Alternative method for pulley system not working

Question

We have two a pulley system with two masses of 2kg and 3kg on two ends of a massless string. At the end of 5 seconds, the string breaks. How far up did the 2kg block move?

Here's what I have tried:- $$a_{net}=\frac{F_{net}}{m_1+m_2}$$ $$a_{net}=\frac{3g-2g}{3+2}$$ $$a_{net}=1.96m/s^2$$ $$v=u+at$$ $$v=0+(1.96)(5)$$ $$v=9.8m/s$$ Now the 2kg block moved with velocity 9.8m/s till the string broke, so all the kinetic energy during this travel converted to potential energy

$$PE=\frac{1}{2}mv^2$$ $$PE=96.04J$$ $$mgh=96.04J$$ $$h=4.9m$$

So this happens to be the correct answer but I wanted to use an alternative method which should work but isn't:- $$S=\frac{1}{2}at^2$$ $$S=\frac{1}{2}(1.96)5^2$$ $$S=24.5m$$

Can someone explain why using the basic kinematics equation doesn't work?

Answer 1

You are calculating two very different things with your two approaches, possibly because of your false statement: "the 2kg block moved with velocity 9.8m/s till the string broke". That is not true. It was moving at $9.8 m/s$ at the instant the string broke, but was accelerating uniformly to get to that speed for the previous 5 seconds (with an acceleration of g/5, as you correctly worked out).

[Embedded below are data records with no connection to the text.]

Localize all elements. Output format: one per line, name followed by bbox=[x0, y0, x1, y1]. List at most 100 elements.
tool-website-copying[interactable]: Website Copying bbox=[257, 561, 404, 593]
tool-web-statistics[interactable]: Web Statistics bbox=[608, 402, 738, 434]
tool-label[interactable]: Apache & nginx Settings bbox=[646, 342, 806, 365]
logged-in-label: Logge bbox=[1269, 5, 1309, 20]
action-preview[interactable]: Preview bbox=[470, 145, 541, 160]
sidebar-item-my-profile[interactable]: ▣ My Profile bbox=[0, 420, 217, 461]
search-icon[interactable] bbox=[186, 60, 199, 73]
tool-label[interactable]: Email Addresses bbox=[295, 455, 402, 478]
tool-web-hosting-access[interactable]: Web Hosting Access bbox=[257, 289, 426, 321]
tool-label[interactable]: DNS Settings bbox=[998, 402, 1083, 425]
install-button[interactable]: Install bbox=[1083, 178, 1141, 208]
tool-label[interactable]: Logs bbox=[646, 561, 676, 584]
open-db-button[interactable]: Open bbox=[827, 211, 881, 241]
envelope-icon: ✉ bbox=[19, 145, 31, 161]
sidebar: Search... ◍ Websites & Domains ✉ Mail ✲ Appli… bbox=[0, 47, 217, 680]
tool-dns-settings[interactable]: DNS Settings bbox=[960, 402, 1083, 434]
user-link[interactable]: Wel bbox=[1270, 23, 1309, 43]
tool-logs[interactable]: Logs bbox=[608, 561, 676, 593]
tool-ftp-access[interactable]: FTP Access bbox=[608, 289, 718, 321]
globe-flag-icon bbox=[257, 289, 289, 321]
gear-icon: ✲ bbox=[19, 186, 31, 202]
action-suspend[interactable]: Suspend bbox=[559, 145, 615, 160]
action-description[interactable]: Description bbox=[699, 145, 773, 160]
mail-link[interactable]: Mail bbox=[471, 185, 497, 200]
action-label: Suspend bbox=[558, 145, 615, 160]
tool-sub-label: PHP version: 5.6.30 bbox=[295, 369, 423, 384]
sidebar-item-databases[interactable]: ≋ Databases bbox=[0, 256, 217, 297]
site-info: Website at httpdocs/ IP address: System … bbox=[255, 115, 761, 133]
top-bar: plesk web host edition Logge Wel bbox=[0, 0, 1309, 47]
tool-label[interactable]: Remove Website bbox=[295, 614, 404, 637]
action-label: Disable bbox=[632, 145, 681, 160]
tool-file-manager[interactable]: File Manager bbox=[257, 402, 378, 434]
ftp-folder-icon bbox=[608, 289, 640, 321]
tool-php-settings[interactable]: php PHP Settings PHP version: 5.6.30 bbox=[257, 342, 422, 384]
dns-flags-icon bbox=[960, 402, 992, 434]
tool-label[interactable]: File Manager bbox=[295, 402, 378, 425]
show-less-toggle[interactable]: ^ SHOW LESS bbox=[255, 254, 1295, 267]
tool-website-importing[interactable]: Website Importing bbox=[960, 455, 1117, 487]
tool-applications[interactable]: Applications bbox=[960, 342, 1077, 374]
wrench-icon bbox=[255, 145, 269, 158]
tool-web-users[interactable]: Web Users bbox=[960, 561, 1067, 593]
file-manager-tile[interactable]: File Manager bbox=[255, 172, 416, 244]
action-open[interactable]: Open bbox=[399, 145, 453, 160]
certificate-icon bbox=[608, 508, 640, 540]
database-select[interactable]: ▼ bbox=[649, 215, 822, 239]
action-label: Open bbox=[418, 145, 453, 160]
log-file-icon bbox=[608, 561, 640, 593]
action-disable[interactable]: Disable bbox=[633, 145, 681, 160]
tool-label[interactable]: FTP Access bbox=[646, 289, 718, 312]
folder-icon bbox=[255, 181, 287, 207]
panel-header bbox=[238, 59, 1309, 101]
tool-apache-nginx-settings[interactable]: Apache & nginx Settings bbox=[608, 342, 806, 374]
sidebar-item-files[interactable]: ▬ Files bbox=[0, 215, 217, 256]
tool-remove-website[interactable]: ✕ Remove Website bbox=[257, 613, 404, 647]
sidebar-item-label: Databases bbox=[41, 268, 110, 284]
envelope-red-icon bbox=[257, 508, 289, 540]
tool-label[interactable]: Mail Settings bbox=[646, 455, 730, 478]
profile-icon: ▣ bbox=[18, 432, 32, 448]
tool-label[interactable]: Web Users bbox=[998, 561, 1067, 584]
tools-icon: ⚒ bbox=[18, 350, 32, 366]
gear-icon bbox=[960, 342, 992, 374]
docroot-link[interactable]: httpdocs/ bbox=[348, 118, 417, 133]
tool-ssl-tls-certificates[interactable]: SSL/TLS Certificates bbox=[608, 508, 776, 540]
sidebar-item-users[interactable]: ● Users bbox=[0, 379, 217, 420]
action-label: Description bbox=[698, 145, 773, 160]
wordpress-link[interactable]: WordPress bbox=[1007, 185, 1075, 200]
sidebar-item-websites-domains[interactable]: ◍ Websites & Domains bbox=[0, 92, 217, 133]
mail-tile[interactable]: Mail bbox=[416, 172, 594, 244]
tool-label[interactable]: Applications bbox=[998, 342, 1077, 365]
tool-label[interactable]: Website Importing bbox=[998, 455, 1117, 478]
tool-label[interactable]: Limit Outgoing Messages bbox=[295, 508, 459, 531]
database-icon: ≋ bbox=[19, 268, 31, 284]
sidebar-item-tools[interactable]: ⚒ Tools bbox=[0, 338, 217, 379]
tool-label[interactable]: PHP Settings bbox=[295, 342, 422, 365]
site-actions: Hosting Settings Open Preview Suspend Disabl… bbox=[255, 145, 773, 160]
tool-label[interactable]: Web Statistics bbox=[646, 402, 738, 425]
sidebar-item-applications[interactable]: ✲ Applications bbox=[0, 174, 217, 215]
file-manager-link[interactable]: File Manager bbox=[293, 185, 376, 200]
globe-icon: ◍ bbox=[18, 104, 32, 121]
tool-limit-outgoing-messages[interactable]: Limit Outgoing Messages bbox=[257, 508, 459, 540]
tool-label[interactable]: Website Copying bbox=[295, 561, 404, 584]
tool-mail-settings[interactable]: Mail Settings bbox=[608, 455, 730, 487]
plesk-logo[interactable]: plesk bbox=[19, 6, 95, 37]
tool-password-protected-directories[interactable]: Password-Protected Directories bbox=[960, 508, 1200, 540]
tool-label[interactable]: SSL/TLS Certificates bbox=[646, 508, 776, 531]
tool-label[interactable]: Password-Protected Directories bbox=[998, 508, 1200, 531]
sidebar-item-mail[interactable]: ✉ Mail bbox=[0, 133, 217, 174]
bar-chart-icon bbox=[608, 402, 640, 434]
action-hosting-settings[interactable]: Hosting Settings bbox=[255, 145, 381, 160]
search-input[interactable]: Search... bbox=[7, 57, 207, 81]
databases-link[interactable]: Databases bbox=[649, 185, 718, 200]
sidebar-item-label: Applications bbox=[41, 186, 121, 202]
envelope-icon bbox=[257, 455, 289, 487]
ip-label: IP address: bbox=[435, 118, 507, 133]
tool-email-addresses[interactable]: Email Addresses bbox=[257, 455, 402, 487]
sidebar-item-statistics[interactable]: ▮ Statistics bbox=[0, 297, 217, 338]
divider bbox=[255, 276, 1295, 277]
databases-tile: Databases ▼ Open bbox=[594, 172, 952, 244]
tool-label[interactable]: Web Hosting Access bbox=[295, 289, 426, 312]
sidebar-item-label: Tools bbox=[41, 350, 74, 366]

You first calculation is taking the kinectic energy of the 2kg block at the moment the string breaks, and using energetic arguments, working out how much higher it will go (after the string breaks) above that point (as a projectile starting with an upwards velocity of $9.8 m/s$ moving under the force of gravity).

The second calculation is how far the 2kg block has moved before the string breaks, and is correct.

The initial question as you have presented it is ambiguous as to which answer you are looking for. If it is the distance moved during the first 5 seconds, then you are looking at a block starting from rest and accelerating at $1.96 ms^{-2}$ for 5 seconds, and $24.5 m/s$ is the right answer.

If you are looking for how much higher the 2kg block moves after the string breaks, the you have a block staring with an upward velocity of $9.8 m/s$ and accelerating downwards under gravity at $-9.81 ms^{-2}$ and whether you solve that via kinematic or energetic methods, you will get $4.9 m$.